Na verdade, é um desafio, porque eu trabalhei do outro lado da cidade, na margem direita, digamos assim, e é um cenário um pouco diferente. Vamos focar nos homicídios. Do outro lado, esses ocorrem por diversas motivações, voltadas mais para questões rurais, ou então, questões passionais, roubo de rua, enfim, e alguma coisa ou outra relacionada ao tráfico de drogas. Aqui, os homicídios quase sempre são consequências de disputas de facções, porque isso é mais nítido aqui.
As facções são fortes na área de Guarus?
Na verdade, na área da 134ª DP também tem a presença dessas facções. Eu fiz uma operação dando continuidade ao trabalho do delegado Bruno. Nesta operação, tínhamos 60 alvos, também no Jóquei, aquela região de Campos, que tem uma facção bem forte. Quero dizer que lá também tem facção criminosa, mas a característica, acho que, notadamente, por conta da geografia, é diferente. Lá, a facção rival fica em uma área distante, então não há essa questão de disputa pelo mesmo espaço territorial. Aqui, não. Aqui, uma facção praticamente é vizinha da outra, entrando em permanente disputa pela hegemonia. Infelizmente, é uma triste realidade, com letalidade violenta.
O senhor tem o mapeamento dos pontos mais sensíveis de Guarus?
Sim, a gente tem, até porque a gente acompanha os jornais. Eu já tive, quando cheguei aqui, uma conversa com o comando da PM, o pessoal da P2. Eles me passaram, inicialmente, uma visão geral do que acontecia. A gente sabe qual é a maior demanda, qual é a região, inclusive fizemos uma operação recente nessas regiões, por conta de seguidos homicídios. A gente já tem isso em mente, quais são as áreas mais sensíveis e o que a gente tem que fazer. Algumas coisas a gente vai executar, como fizemos nessa operação, com base no que a gente dispõe, mas outras a gente vai executar dependendo dos demais órgãos, como o Ministério Público, principalmente, e o Poder Judiciário. Estamos empenhados e afinados no propósito de reduzir a influência dessas facções nesta área que é gigante.
A questão da inteligência aliada à tecnologia é falada. Seria possível, num futuro próximo, por exemplo, a instalação de câmeras nas pontes que registrassem as placas dos veículos e das motocicletas? Isso facilitaria?
Acabei de chegar do Centro Municipal de Monitoramento, baseado em um shopping aqui de Campos, e me deparei com uma realidade que me deixou muito satisfeito. Existem cerca de quase 300 câmeras operando hoje na cidade. Eu peguei o mapa de Guarus para verificar o número de câmeras. Neste momento, 80% delas estão do lado de lá.
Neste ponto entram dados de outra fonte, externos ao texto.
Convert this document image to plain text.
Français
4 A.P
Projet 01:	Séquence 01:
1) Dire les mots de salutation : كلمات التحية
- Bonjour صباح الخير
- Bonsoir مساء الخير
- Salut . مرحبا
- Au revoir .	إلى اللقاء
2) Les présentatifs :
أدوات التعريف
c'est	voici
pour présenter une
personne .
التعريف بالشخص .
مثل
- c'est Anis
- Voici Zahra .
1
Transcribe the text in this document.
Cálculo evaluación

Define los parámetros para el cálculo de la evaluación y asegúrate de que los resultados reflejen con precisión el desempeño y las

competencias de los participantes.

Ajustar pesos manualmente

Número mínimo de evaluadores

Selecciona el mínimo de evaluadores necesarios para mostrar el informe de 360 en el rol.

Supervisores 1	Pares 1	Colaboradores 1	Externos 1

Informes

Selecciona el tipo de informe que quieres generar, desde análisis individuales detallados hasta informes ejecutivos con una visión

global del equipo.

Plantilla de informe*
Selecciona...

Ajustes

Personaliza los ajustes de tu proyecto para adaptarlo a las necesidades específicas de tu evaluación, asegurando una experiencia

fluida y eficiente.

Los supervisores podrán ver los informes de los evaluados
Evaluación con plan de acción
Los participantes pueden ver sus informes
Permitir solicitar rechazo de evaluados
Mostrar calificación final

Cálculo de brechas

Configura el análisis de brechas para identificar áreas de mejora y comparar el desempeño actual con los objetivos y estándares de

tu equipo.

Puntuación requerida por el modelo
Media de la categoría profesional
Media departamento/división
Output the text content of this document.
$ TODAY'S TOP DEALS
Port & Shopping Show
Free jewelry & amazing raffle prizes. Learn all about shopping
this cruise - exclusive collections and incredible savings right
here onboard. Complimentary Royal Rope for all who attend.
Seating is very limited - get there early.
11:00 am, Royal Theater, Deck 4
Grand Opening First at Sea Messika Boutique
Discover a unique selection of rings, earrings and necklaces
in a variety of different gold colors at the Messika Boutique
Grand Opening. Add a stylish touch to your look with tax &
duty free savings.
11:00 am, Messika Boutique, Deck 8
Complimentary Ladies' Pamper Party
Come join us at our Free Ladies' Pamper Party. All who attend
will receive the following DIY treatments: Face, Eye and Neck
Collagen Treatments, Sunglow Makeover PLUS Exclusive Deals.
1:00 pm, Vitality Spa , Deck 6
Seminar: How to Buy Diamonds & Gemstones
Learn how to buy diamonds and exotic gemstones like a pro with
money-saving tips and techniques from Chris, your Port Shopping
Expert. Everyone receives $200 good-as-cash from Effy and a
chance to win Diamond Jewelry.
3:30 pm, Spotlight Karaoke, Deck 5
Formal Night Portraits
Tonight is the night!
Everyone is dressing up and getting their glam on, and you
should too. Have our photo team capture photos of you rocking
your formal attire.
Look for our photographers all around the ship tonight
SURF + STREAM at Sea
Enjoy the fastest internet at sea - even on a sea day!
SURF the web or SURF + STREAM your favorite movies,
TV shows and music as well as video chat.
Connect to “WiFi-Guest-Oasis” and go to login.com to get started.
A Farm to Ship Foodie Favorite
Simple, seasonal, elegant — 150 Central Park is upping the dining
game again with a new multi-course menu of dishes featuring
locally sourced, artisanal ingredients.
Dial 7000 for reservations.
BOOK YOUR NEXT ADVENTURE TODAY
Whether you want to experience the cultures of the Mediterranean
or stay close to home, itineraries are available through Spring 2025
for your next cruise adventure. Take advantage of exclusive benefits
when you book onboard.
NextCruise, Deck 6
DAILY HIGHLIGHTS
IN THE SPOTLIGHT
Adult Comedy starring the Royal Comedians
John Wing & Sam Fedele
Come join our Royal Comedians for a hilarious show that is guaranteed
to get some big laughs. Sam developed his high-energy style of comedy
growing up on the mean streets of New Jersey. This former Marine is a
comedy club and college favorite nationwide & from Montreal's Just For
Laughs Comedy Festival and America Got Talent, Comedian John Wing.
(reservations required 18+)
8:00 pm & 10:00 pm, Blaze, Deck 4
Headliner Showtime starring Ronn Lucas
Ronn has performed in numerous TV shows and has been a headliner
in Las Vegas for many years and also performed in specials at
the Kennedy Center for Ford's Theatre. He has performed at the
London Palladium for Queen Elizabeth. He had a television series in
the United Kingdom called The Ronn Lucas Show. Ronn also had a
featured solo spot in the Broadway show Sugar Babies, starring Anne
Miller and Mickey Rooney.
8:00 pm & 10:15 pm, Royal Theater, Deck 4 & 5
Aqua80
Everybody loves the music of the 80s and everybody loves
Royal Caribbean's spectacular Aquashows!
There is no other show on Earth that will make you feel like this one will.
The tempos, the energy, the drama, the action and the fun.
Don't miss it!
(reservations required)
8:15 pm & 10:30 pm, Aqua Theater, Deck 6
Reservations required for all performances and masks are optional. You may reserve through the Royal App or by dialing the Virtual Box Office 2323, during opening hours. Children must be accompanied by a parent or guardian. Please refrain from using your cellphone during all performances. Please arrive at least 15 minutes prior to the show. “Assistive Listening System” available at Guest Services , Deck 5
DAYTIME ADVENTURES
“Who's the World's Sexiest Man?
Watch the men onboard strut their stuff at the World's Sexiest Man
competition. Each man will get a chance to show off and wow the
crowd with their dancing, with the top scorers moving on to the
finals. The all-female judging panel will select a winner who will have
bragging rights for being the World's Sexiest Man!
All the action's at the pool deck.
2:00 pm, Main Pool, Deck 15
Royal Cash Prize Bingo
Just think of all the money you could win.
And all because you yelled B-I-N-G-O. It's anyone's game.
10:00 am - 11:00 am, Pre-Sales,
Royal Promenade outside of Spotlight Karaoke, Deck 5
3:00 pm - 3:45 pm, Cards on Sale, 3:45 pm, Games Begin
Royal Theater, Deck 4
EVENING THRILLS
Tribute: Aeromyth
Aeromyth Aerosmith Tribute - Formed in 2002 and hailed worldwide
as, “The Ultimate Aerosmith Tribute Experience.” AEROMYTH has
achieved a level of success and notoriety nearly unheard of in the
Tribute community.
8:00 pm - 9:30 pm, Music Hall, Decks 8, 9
Porém, foi informado pela prefeitura que 200 câmeras de monitoramento serão instaladas em Guarus. Então, isso vai ser algo que vai ajudar bastante a gente. As entradas e saídas, principalmente, porque você consegue saber se um determinado veículo foi utilizado para a prática de um crime específico. A gente consegue, através desse sistema de cerco eletrônico, de monitoramento, acompanhar tudo, em tempo real, dependendo da situação. A gente consegue, talvez, até fazer o flagrante em tempo real. Essa integração é necessária e está acontecendo.
O senhor se preocupa com essa questão social na abordagem, por ser uma área mais sensível onde os moradores são vítimas muitas vezes?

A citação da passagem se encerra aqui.